Repair and modification The light source does not contain any user-serviceable parts. Do not disassemble, modify or attempt to repair it; patient or user injury, equipment damage, and/or the impossibility to obtain the expected functionality can result. Some problems that appear to be malfunctions may be correctable by referring to Chapter 8, “Troubleshooting”. If the problem cannot be resolved using the information in Chapter 8, contact Olympus. The light source is to be repaired by Olympus technicians only.
Signal words The following signal words are used throughout this manual:
DANGER
Indicates an imminently hazardous situation which, if not avoided, will result in death or serious injury.
WARNING
Indicates a potentially hazardous situation which, if not avoided, could result in death or serious injury.
CAUTION
Indicates a potentially hazardous situation which, if not avoided, may result in minor or moderate injury. It may also be used to alert against unsafe practices or potential equipment damage.
NOTE
6
Indicates additional helpful information.

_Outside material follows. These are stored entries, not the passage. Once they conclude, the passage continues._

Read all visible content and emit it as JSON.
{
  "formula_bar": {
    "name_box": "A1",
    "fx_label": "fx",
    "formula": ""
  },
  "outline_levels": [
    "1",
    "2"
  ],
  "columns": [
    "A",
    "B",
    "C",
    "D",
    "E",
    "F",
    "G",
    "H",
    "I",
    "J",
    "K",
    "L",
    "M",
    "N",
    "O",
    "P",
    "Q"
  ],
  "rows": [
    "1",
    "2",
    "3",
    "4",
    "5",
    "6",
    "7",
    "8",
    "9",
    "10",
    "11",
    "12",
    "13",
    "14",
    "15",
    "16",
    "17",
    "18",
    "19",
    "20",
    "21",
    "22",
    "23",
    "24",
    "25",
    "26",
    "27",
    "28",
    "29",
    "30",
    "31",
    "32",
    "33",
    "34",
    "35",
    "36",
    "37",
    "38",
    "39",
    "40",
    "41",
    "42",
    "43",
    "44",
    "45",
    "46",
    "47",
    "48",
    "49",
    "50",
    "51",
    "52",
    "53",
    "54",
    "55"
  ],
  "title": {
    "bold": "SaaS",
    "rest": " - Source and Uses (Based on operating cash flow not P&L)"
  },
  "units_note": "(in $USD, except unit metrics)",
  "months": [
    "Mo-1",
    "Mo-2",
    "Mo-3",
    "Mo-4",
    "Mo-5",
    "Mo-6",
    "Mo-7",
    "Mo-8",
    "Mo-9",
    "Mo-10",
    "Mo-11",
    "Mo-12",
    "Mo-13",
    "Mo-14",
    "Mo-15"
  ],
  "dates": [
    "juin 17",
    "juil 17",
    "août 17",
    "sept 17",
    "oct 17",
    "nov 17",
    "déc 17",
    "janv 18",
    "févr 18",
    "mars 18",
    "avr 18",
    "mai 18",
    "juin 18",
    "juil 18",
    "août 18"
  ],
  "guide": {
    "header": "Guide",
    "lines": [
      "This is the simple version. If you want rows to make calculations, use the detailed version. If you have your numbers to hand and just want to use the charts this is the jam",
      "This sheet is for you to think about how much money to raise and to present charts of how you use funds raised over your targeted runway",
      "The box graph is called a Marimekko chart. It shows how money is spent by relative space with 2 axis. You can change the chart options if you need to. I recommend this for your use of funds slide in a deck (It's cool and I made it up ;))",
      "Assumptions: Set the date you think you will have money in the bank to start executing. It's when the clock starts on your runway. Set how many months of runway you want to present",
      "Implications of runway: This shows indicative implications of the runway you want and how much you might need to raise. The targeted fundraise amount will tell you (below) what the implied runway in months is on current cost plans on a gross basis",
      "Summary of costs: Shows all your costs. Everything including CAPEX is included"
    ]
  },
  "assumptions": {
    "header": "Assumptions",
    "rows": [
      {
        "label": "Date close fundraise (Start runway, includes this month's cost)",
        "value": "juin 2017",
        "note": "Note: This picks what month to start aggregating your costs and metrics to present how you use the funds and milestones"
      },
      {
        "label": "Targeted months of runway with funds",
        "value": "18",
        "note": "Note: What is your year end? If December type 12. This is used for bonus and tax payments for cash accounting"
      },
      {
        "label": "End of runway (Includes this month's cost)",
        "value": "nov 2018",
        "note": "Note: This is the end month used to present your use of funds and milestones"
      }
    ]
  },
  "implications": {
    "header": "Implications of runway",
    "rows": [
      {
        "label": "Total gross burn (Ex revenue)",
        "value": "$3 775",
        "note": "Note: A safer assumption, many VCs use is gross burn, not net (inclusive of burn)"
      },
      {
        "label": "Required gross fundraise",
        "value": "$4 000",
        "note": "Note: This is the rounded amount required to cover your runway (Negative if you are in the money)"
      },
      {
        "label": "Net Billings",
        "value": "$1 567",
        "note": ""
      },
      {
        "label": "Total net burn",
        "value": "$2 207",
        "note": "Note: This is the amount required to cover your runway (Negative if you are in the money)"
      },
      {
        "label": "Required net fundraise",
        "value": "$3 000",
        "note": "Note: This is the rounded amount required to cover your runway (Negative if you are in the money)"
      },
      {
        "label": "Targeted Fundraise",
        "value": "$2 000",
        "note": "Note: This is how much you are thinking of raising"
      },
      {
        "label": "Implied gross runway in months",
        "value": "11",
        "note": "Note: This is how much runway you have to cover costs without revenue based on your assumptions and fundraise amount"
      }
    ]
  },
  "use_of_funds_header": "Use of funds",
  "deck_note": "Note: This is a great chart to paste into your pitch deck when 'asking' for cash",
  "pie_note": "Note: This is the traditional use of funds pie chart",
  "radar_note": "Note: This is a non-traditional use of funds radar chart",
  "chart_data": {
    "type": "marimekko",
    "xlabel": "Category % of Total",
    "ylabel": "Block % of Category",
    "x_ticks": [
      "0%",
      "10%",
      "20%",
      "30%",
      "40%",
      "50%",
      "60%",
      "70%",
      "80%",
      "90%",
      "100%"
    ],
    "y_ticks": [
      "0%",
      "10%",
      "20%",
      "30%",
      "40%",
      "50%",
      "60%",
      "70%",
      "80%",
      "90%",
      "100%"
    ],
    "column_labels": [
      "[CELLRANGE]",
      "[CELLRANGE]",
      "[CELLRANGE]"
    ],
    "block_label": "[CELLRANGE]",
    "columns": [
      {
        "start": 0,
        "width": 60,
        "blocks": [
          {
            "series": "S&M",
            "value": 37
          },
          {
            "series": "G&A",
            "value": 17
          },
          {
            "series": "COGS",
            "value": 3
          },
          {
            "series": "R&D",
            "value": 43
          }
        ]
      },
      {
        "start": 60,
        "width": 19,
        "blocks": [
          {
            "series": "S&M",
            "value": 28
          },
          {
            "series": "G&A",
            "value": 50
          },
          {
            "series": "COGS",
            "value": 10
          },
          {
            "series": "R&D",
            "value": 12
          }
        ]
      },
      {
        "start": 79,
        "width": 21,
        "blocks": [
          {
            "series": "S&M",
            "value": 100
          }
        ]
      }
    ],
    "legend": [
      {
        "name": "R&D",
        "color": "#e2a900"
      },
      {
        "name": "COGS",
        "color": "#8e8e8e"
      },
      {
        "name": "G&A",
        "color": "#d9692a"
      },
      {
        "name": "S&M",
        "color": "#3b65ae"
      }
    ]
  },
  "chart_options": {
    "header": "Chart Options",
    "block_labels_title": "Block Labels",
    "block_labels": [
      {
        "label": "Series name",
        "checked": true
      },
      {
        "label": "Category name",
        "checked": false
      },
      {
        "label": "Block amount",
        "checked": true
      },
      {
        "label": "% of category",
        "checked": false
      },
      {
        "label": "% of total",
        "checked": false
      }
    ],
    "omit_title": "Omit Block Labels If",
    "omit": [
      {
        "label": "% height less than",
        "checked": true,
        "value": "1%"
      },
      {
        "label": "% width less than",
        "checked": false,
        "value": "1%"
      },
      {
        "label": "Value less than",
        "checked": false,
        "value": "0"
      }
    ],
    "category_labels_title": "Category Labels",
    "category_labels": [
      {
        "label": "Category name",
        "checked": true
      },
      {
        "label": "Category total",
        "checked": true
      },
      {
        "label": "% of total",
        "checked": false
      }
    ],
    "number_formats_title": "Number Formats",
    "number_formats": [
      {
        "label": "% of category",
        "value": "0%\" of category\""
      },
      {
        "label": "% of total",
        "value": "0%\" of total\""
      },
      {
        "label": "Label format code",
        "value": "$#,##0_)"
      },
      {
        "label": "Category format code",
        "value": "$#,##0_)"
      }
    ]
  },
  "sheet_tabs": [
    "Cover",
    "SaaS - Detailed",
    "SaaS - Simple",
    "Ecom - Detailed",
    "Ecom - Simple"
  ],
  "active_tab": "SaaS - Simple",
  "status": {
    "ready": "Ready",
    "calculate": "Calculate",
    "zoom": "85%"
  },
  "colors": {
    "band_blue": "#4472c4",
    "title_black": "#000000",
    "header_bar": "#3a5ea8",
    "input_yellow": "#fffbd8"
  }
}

CLV-190 INSTRUCTION MANUAL
Important Information - Please Read Before Use
Dangers, warnings, and cautions Follow the dangers, warnings, and cautions given below when handling the light source. This information is to be supplemented by the dangers, warnings, and cautions given in each chapter.
DANGER • Strictly observe the following precautions. Failure to do so may place the patient and medical personnel in danger of an electric shock. When the light source is used to examine a patient, do not allow metal parts of the endoscope or its accessories to touch metal parts of other system components. Such contact may cause unintended current flow to the patient. If fluids are spilled on or into the light source, stop operation of the light source immediately and contact Olympus. Do not prepare, inspect, or use the light source with wet hands. • Never install and operate the light source in the following locations. An explosion or fire may result because the light source is not explosion-proof. The concentration of oxygen is high. Oxidizing agents (such as nitrous oxide (N2O)) are present in the atmosphere. Flammable anesthetics are present in the atmosphere. Flammable liquids are nearby.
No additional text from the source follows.